对比过后，发现 tree 和 tree1 完全相同

u = np.sort(np.unique(X[:, 1]))
t = np.diff(u)/2+u[:-1]  # diff() 后一个元素减去前一个元素

#
mse = []
mse1 = []
mse2 = []
for i in t:
    m1 = (y[X[:, 1] < i]-np.mean(y[X[:, 1] < i]))**2  # X[:, 1] 取该二维数组第二列所有数据
    m2 = (y[X[:, 1] > i]-np.mean(y[X[:, 1] > i]))**2
    mse1.append(np.mean(m1))  # “拍脑袋”平方和
    mse2.append(np.mean(m2))  # “拍脑袋”平方和
    mse.append((np.sum(m1)+np.sum(m2))/len(y))
I = np.argmin(mse)  # 求mse最小值的index

MSE0 = np.mean((y-np.mean(y))**2)
print("Original total MSE={}\nSplit point={}\nMin mse={}\nLeft mse={}\nRight mse={}".format(MSE0, I, mse[I], mse1[I], mse2[I]))
-------------------------------------------------------------------------------
Original total MSE=1.26845241619
Split point=60
Min mse=0.854108834661
Left mse=1.13202721562
Right mse=0.0686873232514

上述代码的函数形式

def spl(X, y):
    u = np.sort(np.unique(X))
    t = np.diff(u)/2+u[:-1]
    mse = []
    mse1 = []
    mse2 = []
    for i in t:
        m1 = (y[X < i]-np.mean(y[X < i]))**2
        m2 = (y[X > i]-np.mean(y[X > i]))**2
        mse1.append(np.mean(m1))
        mse2.append(np.mean(m2))
        mse.append((np.sum(m1)+np.sum(m2))/len(y))
    i = np.argmin(mse)

    return mse[i], t[i], mse1[i], mse2[i]


print(spl(X[:, 1], y))
print(spl(X[:,0], y))
------------------------------------------------------------------
(0.8541088346609912, 1.0945, 1.1320272156213018, 0.06868732325141778)
(1.264189318071551, 13.5, 1.103670472054112, 1.5072607134693878)
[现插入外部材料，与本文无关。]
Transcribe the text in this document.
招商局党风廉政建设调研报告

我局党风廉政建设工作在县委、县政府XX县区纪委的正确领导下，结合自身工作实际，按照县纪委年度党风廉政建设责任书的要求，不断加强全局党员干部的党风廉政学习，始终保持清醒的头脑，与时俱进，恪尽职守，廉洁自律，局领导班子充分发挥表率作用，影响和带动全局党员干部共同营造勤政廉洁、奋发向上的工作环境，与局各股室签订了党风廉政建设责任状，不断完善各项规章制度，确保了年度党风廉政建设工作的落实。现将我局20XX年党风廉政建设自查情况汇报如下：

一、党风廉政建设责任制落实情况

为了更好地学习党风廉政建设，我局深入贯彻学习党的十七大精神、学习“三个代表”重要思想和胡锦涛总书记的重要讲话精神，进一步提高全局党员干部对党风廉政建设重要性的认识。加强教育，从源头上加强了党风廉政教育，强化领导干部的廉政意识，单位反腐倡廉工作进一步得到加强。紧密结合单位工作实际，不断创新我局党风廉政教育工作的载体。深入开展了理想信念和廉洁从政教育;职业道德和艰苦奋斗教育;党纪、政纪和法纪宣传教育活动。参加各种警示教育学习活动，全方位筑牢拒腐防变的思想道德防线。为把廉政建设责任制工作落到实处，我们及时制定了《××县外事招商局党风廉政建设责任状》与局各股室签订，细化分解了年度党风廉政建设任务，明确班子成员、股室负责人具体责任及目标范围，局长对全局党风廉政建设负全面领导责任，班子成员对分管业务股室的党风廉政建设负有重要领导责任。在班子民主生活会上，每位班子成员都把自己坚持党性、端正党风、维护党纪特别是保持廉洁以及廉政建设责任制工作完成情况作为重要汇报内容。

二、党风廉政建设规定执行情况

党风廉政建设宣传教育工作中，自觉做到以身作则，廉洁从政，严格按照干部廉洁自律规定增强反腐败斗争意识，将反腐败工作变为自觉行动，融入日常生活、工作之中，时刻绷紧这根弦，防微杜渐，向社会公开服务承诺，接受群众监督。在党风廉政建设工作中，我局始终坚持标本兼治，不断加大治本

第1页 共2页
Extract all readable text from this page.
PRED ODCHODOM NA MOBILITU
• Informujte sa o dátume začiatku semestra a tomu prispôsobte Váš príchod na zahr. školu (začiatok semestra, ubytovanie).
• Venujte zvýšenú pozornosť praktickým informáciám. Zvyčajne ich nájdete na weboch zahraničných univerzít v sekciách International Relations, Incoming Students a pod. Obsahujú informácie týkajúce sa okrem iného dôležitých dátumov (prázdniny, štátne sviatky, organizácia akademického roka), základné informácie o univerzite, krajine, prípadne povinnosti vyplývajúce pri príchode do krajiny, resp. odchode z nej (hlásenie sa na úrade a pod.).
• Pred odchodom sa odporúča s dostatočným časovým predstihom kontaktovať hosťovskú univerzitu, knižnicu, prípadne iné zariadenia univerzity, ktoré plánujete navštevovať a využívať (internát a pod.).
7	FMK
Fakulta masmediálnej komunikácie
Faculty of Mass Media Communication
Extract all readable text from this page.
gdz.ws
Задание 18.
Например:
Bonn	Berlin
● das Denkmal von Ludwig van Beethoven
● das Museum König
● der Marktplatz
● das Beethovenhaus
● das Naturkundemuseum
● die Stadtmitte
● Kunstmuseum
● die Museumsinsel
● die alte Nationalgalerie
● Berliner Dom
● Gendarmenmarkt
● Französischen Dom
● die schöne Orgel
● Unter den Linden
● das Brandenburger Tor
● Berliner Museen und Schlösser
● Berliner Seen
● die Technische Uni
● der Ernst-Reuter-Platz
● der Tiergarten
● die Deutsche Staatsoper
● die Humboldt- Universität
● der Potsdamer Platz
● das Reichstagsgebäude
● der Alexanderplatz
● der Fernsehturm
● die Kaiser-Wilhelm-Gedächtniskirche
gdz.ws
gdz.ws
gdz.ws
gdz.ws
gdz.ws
def FCV(x, y, regr, cv=10, seed=2015):

    np.random.seed(seed)
    ind = np.arange(len(y))
    np.random.shuffle(ind)  # 随机化下标

    X_folds = np.array_split(x[ind], cv)
    y_folds = np.array_split(y[ind], cv)

    X2 = np.empty((0, X.shape[1]), float)
    y2 = np.empty((0, y.shape[0]), float)
    yp = np.empty((0, y.shape[0]), float)

    for k in range(cv):
        X_train = list(X_folds)  # 只有list才能pop
        X_test  = X_train.pop(k)  # 从中取出第k份
        X_train = np.concatenate(X_train)  # 合并剩下的cv-1份

        y_train = list(y_folds)
        y_test = y_train.pop(k)
        y_train = np.concatenate(y_train)

        regr.fit(X_train, y_train)  # 拟合选中的regr模型

        y2 = np.append(y2, y_test)
        X2 = np.append(X2, X_test)
        yp = np.append(yp, regr.predict(X_test))

    nmse = np.sum((y2-yp)**2)/np.sum((y2-np.mean(y2))**2)
    r2 = 1-nmse
    return np.array([nmse, r2])

求出 线性回归 LinearRegression 和 决策树 DecisionTreeRegressor 所对应的 NMSE 和 R^2

from sklearn.linear_model import LinearRegression
from sklearn.tree import DecisionTreeRegressor
names = ["Linear Regression", "Decision Tree"]
regressors = [LinearRegression(), DecisionTreeRegressor(max_depth=4)]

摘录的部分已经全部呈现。